Halley hanya mengangguk, “Dari stasiun, kita naik mobil elf. Aku sudah menyewa satu mobil elf untuk perjalanan ke Tangkuban Parahu.”

“Serius?” Ann mengulang, mimiknya tidak senang.

“Memangnya kenapa, sih?” aku mengernyit, “We’ll have fun!”

“Have fun bagimu, tapi bencana bagi Ann. Dia enggak akan mau jalan di jalanan yang berlumpur atau dikepung pohon-pohon tinggi menyeramkan. Apalagi kalau jalannya mendaki.” Halley mendengus ejek.

“Uh, jangan sampai!” Ann setuju, “Aku enggak mau! Kenapa kamu baru bilang kalau rumahmu ada di balik gunung?”

“Kamu enggak tanya. Bukan salahku.” Halley membela diri.

“Ya, kan, kamu bilang rumahmu di Lembang. Dekat Tangkuban Parahu. Kupikir, ya ... rumahmu di daerah kotanya. Harusnya, kamu bilang dari awal kalau rumahmu ada di balik gunung.” Ann protes.

“Ya, berarti memang salahmu enggak tanya dia dengan jelas.” Isfina ikut-ikutan menyalahkan Ann, “Terus, bagaimana? Kamu mau pulang sekarang?”

“Ih, kok, jadi salahku, sih. Kayak yang enggak jijik saja sama jalanan berlumpur!” ketus Ann kesal.

Kereta mulai melaju, meninggalkan stasiun yang lama-lama mengecil, kemudian menghilang. Jadi, begini rasanya naik kereta. Agak aneh, tapi lucu juga. Rel dan roda keretanya menciptakan bunyi yang berirama dan pemandangan di luar jendela berlarian dengan cepat ke belakang.

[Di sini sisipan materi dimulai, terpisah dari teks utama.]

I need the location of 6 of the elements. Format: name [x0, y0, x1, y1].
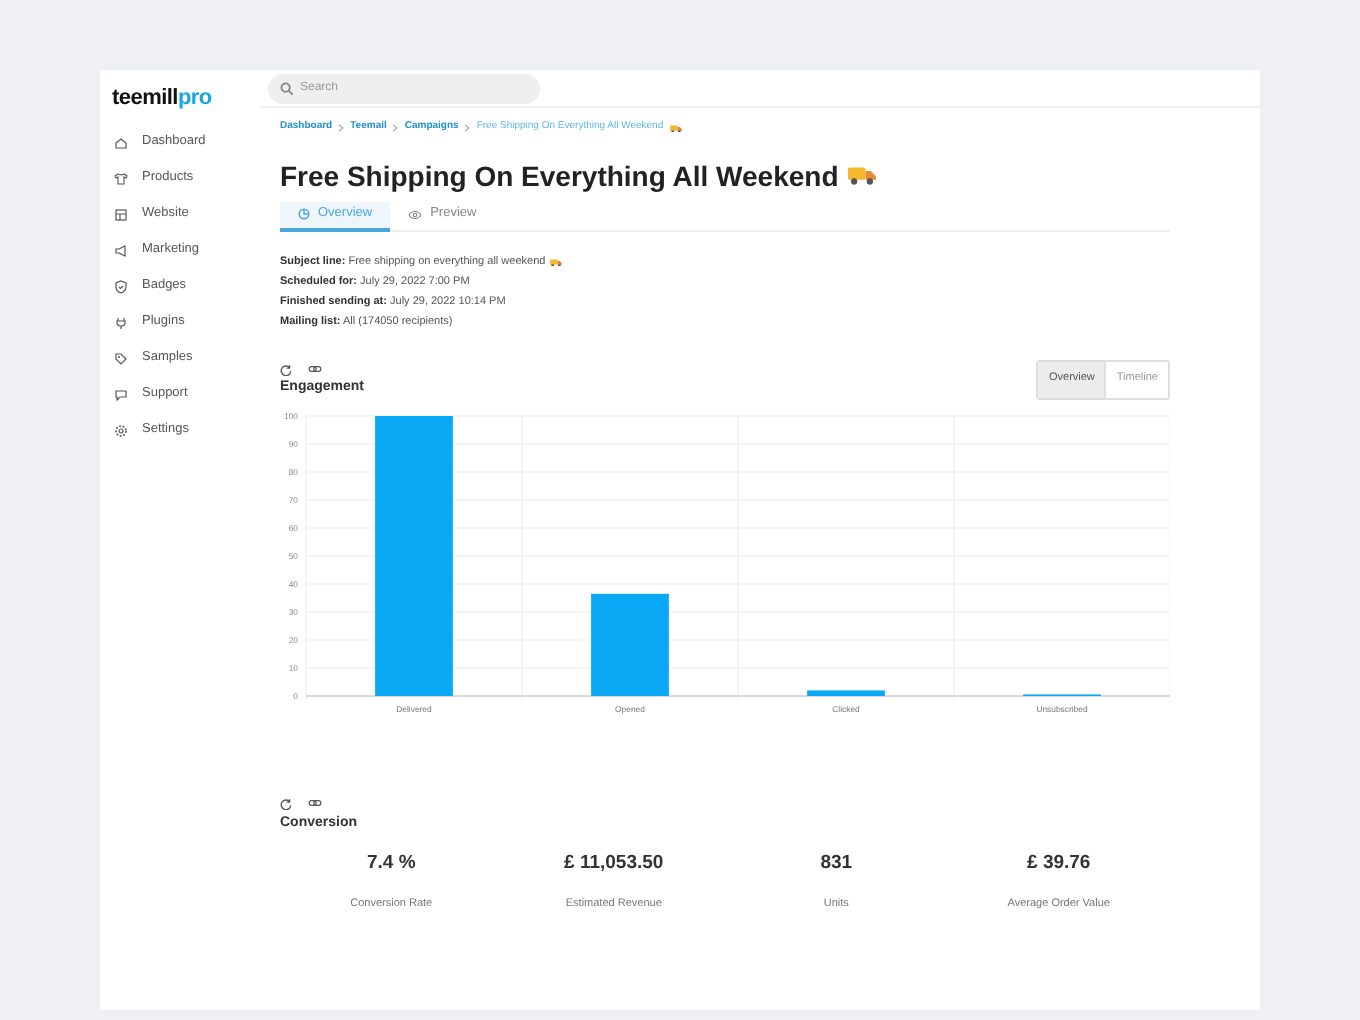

Aku menatap semua teman satu per satu, sekadar ingin tahu apa yang dilakukan mereka. Leva berkutat dengan laptopnya, Zoe membaca komik dengan kedua kakinya naik ke kursi sambil mengunyah permen karet, Zian―yang duduk di depanku―sibuk dengan novelnya, Halley―entahlah, kurasa sedang melakukan salah satu hobi yang paling disukainya―observing, dan Roziin ... kurasa dia sudah hijrah ke negeri mimpi. Hanya Isfina dan Ann saja yang terus mengobrol. Memperhatikan mereka membuatku jadi ingin tersenyum. Entahlah, mungkin karena liburan ini akan sangat menyenangkan. Mungkin.

Aku kembali menatap ke luar jendela dan membiarkan imajinasiku meliar.

“Ru, kamu mau?” Ann tiba-tiba menyikutku, menyodorkan sekotak brownies.

“Hm, enggak. Eh, mau, deh. Hehehe ....” Aku mengambil dua irisan sambil nyengir.

Ann mencibir, “Dasar labil!” lalu menyodorkan brownies kepada Leva sambil mengucapkan terima kasih. Bocah laki-laki itu mengangguk, lalu menawarkan brownies-nya kepada Zian, Halley, dan Roziin yang sudah bangun.

“Tumben, Lev. Sengaja beli?” tanya Halley, melahap seiris brownies yang langsung membuat mulutnya penuh.